Hocul Advertising challenged the denial of their permit application to construct a digital billboard. This action was instituted in state court and removed to the United States District Court, Western District of Michigan. The District Court granted summary judgment in favor of the Township.
First, Hocul claimed that the digital billboard regulations violated their First Amendment rights. Specifically, Hocul attacks two provisions: that the billboard be adjacent to the M-6 highway and that digital billboards may not be located within 4,000 feet of another. Hocul alleges these provisions are unreasonable time, place and manner restrictions, and do not reasonably serve a substantial governmental purpose.
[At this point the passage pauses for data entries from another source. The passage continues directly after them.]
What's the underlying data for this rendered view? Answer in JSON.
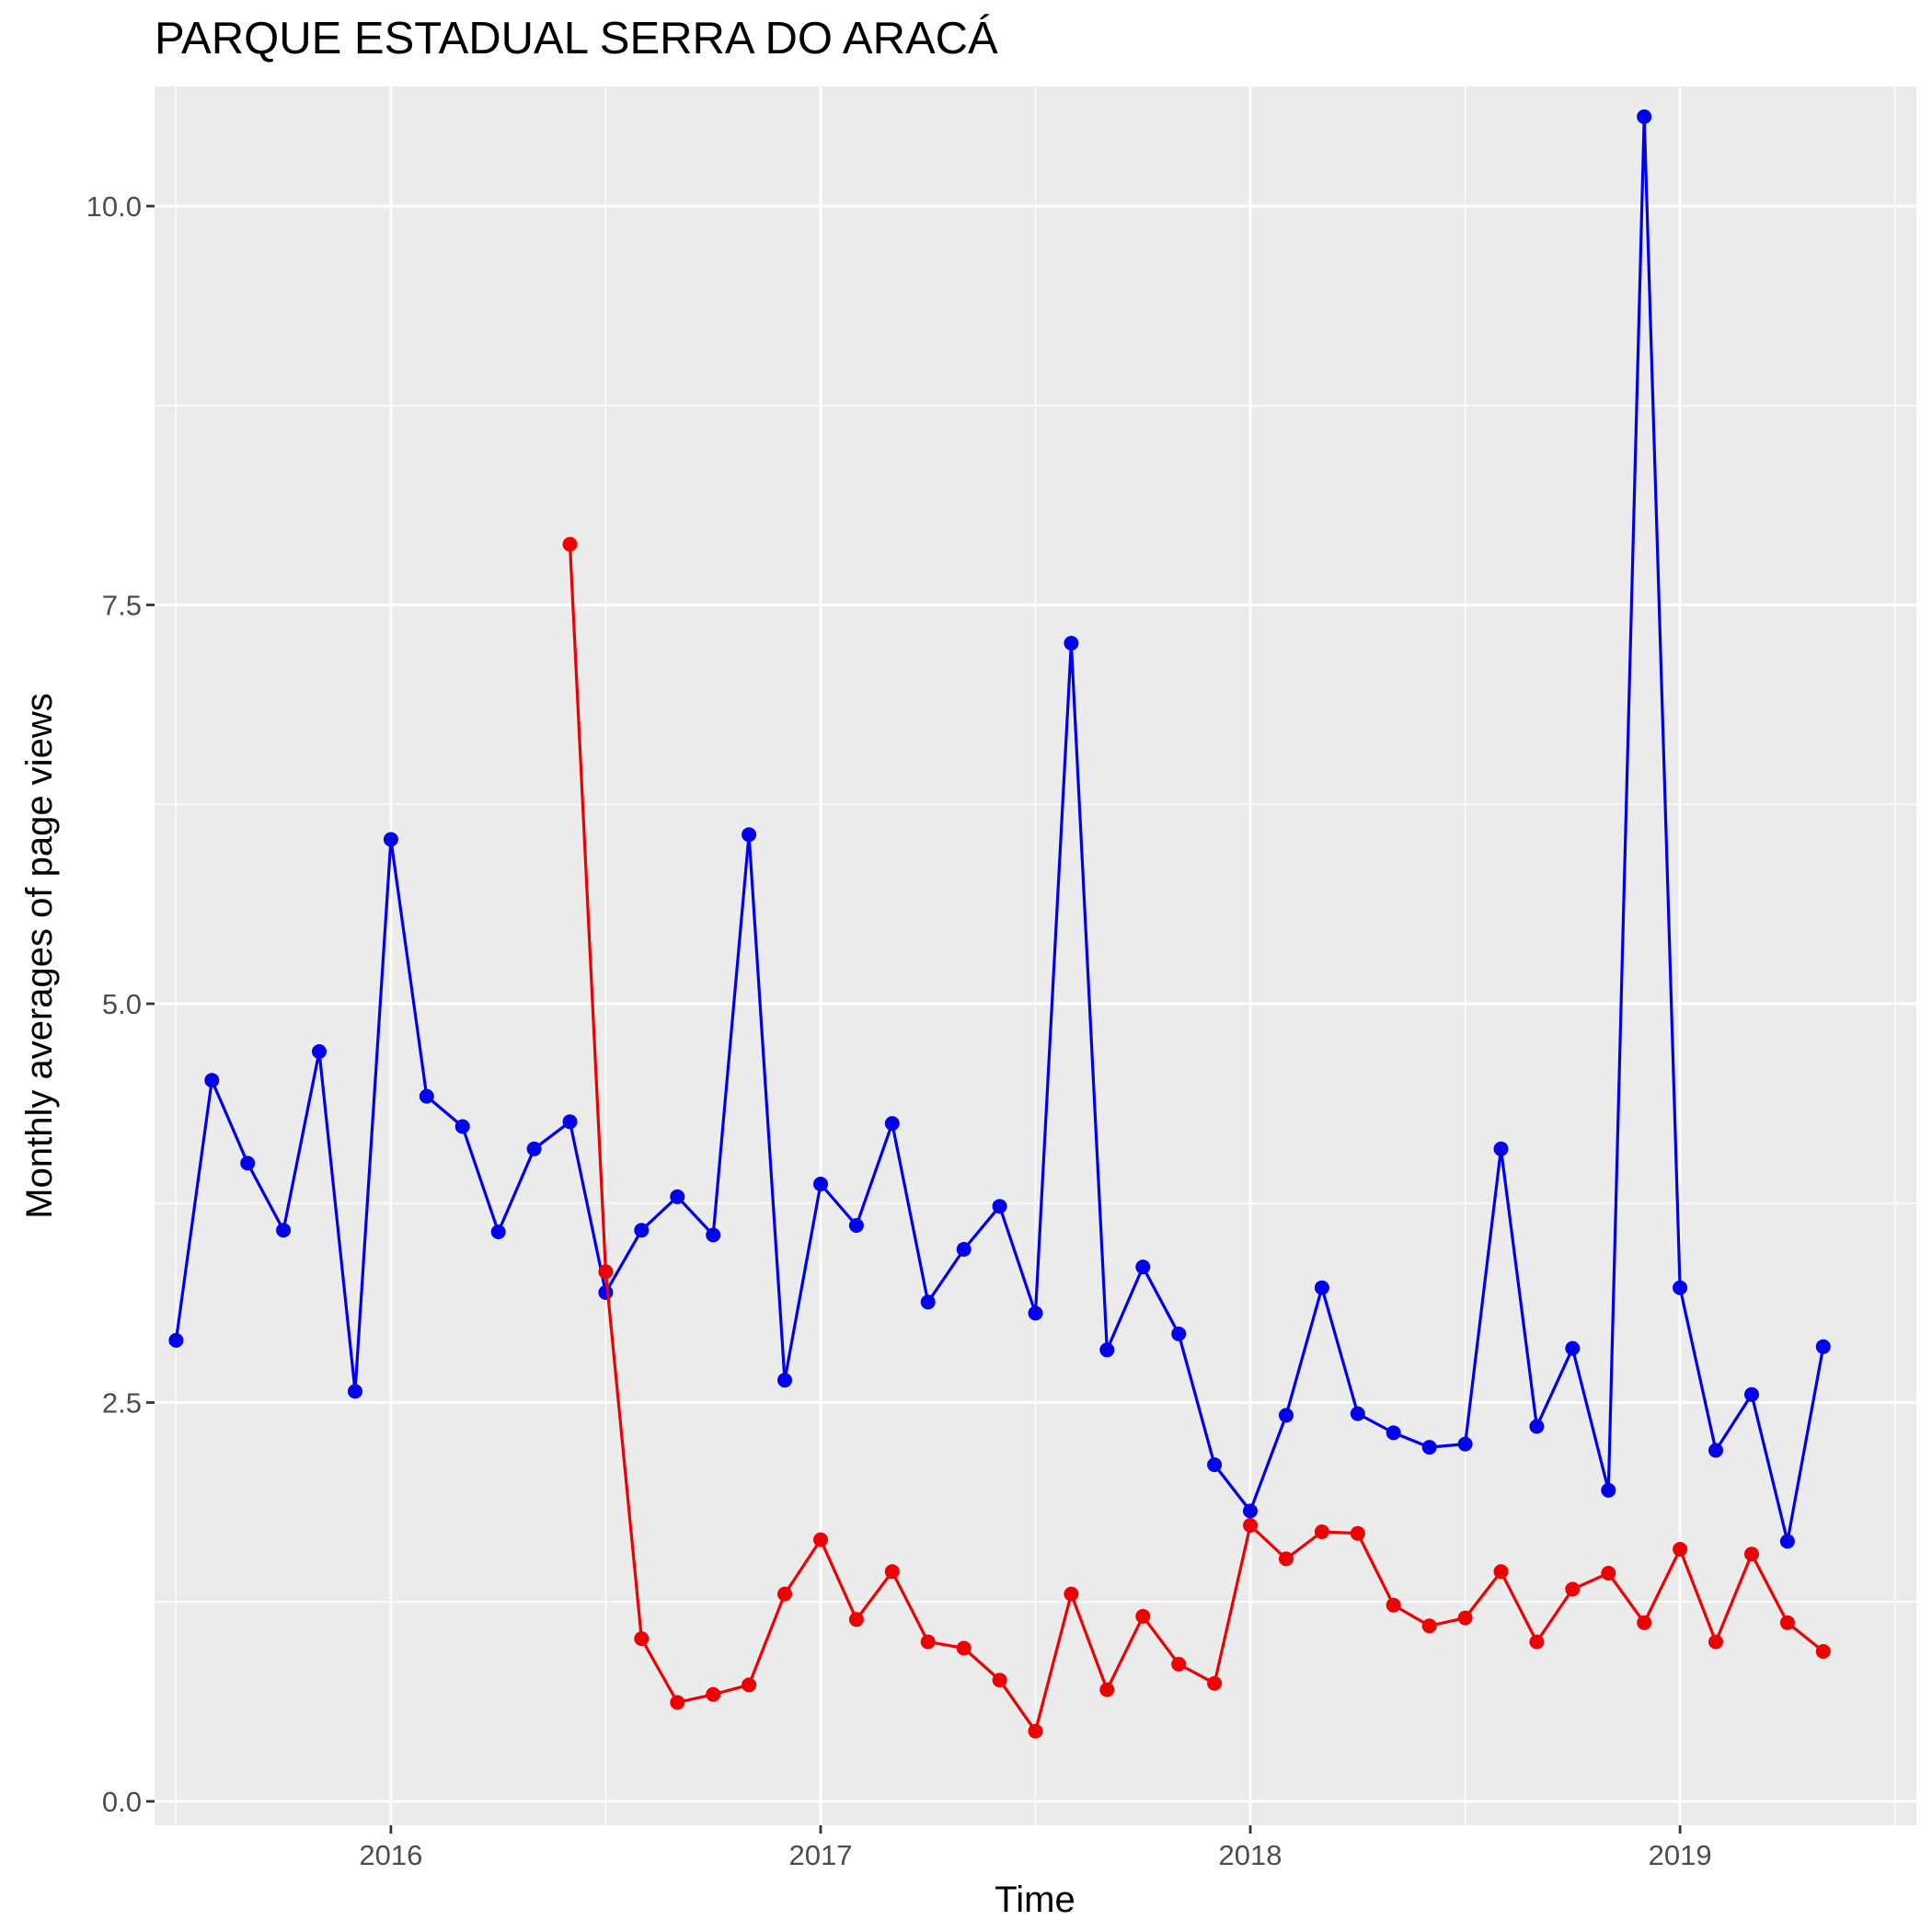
{
  "chart_data": {
    "type": "line",
    "title": "PARQUE ESTADUAL SERRA DO ARACÁ",
    "xlabel": "Time",
    "ylabel": "Monthly averages of page views",
    "xlim": [
      2015.45,
      2019.55
    ],
    "ylim": [
      -0.15,
      10.75
    ],
    "x_ticks": [
      2016,
      2017,
      2018,
      2019
    ],
    "x_tick_labels": [
      "2016",
      "2017",
      "2018",
      "2019"
    ],
    "y_ticks": [
      0,
      2.5,
      5,
      7.5,
      10
    ],
    "y_tick_labels": [
      "0.0",
      "2.5",
      "5.0",
      "7.5",
      "10.0"
    ],
    "grid": true,
    "legend": "none",
    "series": [
      {
        "color": "#0000ee",
        "points": [
          [
            "2015-07",
            2.89
          ],
          [
            "2015-08",
            4.52
          ],
          [
            "2015-09",
            4.0
          ],
          [
            "2015-10",
            3.58
          ],
          [
            "2015-11",
            4.7
          ],
          [
            "2015-12",
            2.57
          ],
          [
            "2016-01",
            6.03
          ],
          [
            "2016-02",
            4.42
          ],
          [
            "2016-03",
            4.23
          ],
          [
            "2016-04",
            3.57
          ],
          [
            "2016-05",
            4.09
          ],
          [
            "2016-06",
            4.26
          ],
          [
            "2016-07",
            3.19
          ],
          [
            "2016-08",
            3.58
          ],
          [
            "2016-09",
            3.79
          ],
          [
            "2016-10",
            3.55
          ],
          [
            "2016-11",
            6.06
          ],
          [
            "2016-12",
            2.64
          ],
          [
            "2017-01",
            3.87
          ],
          [
            "2017-02",
            3.61
          ],
          [
            "2017-03",
            4.25
          ],
          [
            "2017-04",
            3.13
          ],
          [
            "2017-05",
            3.46
          ],
          [
            "2017-06",
            3.73
          ],
          [
            "2017-07",
            3.06
          ],
          [
            "2017-08",
            7.26
          ],
          [
            "2017-09",
            2.83
          ],
          [
            "2017-10",
            3.35
          ],
          [
            "2017-11",
            2.93
          ],
          [
            "2017-12",
            2.11
          ],
          [
            "2018-01",
            1.82
          ],
          [
            "2018-02",
            2.42
          ],
          [
            "2018-03",
            3.22
          ],
          [
            "2018-04",
            2.43
          ],
          [
            "2018-05",
            2.31
          ],
          [
            "2018-06",
            2.22
          ],
          [
            "2018-07",
            2.24
          ],
          [
            "2018-08",
            4.09
          ],
          [
            "2018-09",
            2.35
          ],
          [
            "2018-10",
            2.84
          ],
          [
            "2018-11",
            1.95
          ],
          [
            "2018-12",
            10.56
          ],
          [
            "2019-01",
            3.22
          ],
          [
            "2019-02",
            2.2
          ],
          [
            "2019-03",
            2.55
          ],
          [
            "2019-04",
            1.63
          ],
          [
            "2019-05",
            2.85
          ]
        ]
      },
      {
        "color": "#ee0000",
        "points": [
          [
            "2016-06",
            7.88
          ],
          [
            "2016-07",
            3.32
          ],
          [
            "2016-08",
            1.02
          ],
          [
            "2016-09",
            0.62
          ],
          [
            "2016-10",
            0.67
          ],
          [
            "2016-11",
            0.73
          ],
          [
            "2016-12",
            1.3
          ],
          [
            "2017-01",
            1.64
          ],
          [
            "2017-02",
            1.14
          ],
          [
            "2017-03",
            1.44
          ],
          [
            "2017-04",
            1.0
          ],
          [
            "2017-05",
            0.96
          ],
          [
            "2017-06",
            0.76
          ],
          [
            "2017-07",
            0.44
          ],
          [
            "2017-08",
            1.3
          ],
          [
            "2017-09",
            0.7
          ],
          [
            "2017-10",
            1.16
          ],
          [
            "2017-11",
            0.86
          ],
          [
            "2017-12",
            0.74
          ],
          [
            "2018-01",
            1.73
          ],
          [
            "2018-02",
            1.52
          ],
          [
            "2018-03",
            1.69
          ],
          [
            "2018-04",
            1.68
          ],
          [
            "2018-05",
            1.23
          ],
          [
            "2018-06",
            1.1
          ],
          [
            "2018-07",
            1.15
          ],
          [
            "2018-08",
            1.44
          ],
          [
            "2018-09",
            1.0
          ],
          [
            "2018-10",
            1.33
          ],
          [
            "2018-11",
            1.43
          ],
          [
            "2018-12",
            1.12
          ],
          [
            "2019-01",
            1.58
          ],
          [
            "2019-02",
            1.0
          ],
          [
            "2019-03",
            1.55
          ],
          [
            "2019-04",
            1.12
          ],
          [
            "2019-05",
            0.94
          ]
        ]
      }
    ]
  }
}
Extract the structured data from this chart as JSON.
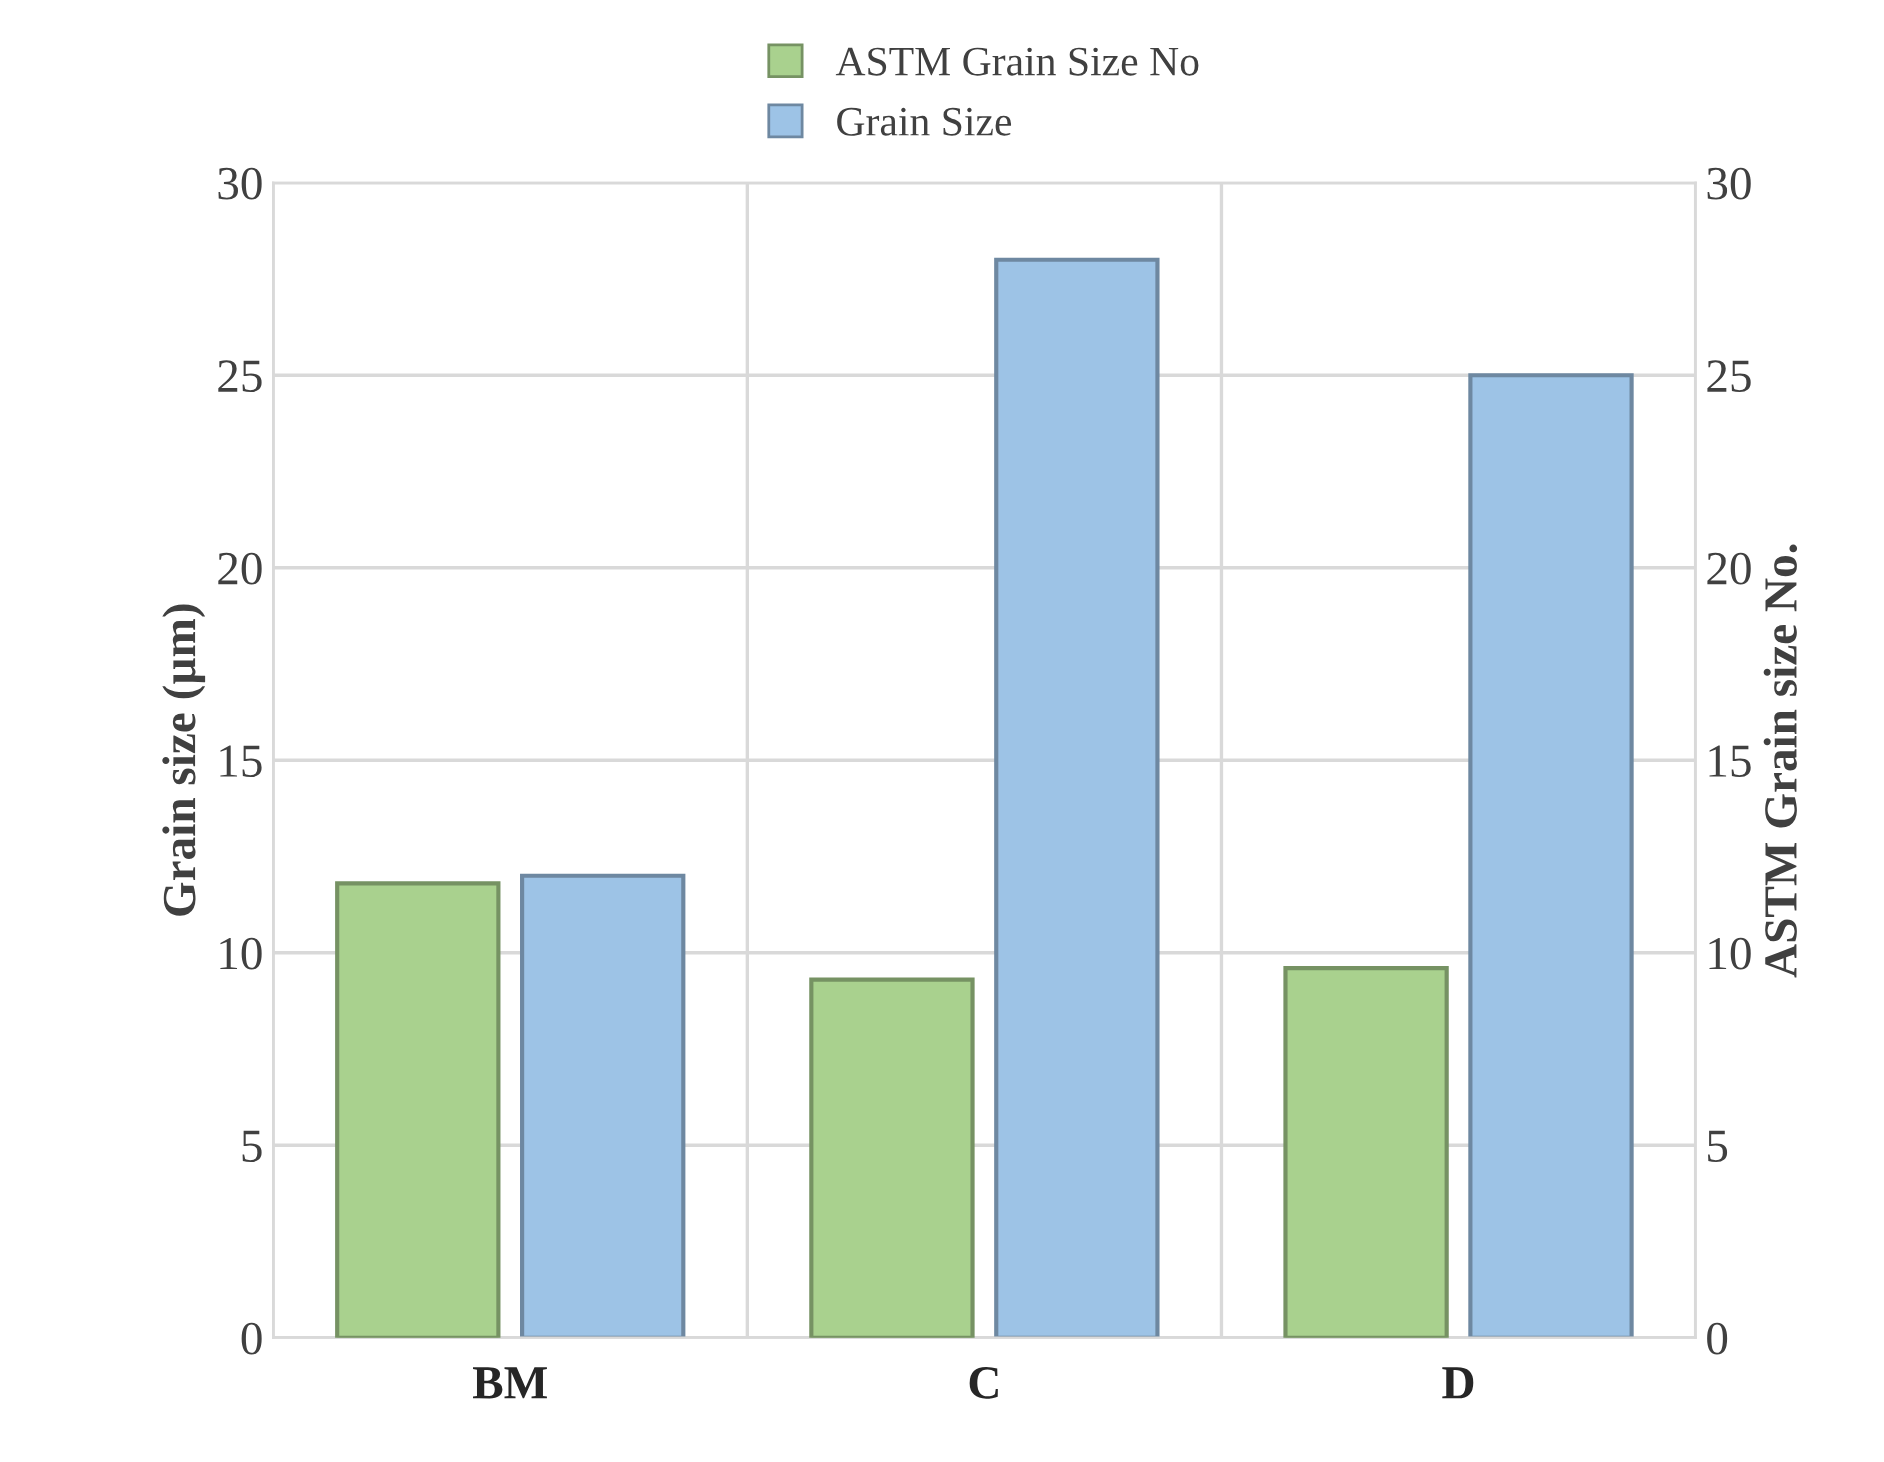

The Court stated that time, place and manner restrictions will be upheld where they are content neutral, leave open alternative avenues for communication, and are narrowly tailored to serve a significant governmental interest. The court first determined that the regulation’s justifications, safety and aesthetics, illustrate that the regulations are content neutral and serve a significant interest. The court also determined that this interest has not been undercut by a previous ordinance that permitted billboards to be located further from the M-6 highway, or the fact that Department of Transportation property abutting the M-6 is treated as part of the M-6 right of way. The court also found that it was not unreasonable for the Township’s regulations to treat digital and static billboards differently. The regulation was also found to be narrowly tailored, regardless of the fact that Michigan law provides a smaller buffer between billboards. This was because the regulations do not need to be the least restrictive possible, but rather cannot be too broad. Finally, the court found that the regulations left open alternative channels of communication. Thus, the District Court determined that the digital billboard regulations did not violate the First Amendment of the Federal Constitution.
Next, the court addressed Hocul’s claim that their Equal Protection rights had been violated because the regulations created two classes of property – adjacent to or not adjacent to the M-6 – and treated them differently. The District Court determined that this claim was moot. During the pendency of this action, the Township amended its zoning regulations to clarify the digital billboard regulations. Hocul did not have a vested interest in the old regulations, because they did not have a permit and substantially complete construction, nor does Hocul’s application comply with the new regulations. Since Hocul can no longer claim a right to the permit, their claim had become moot. The court also ruled that if the claim was not moot, under the rational basis standard, the claim would have failed on the merits.
Hocul Advertising v. Township of Gaines, 2012 WL 4052289 (W.D. Mich., Sept. 14, 2012).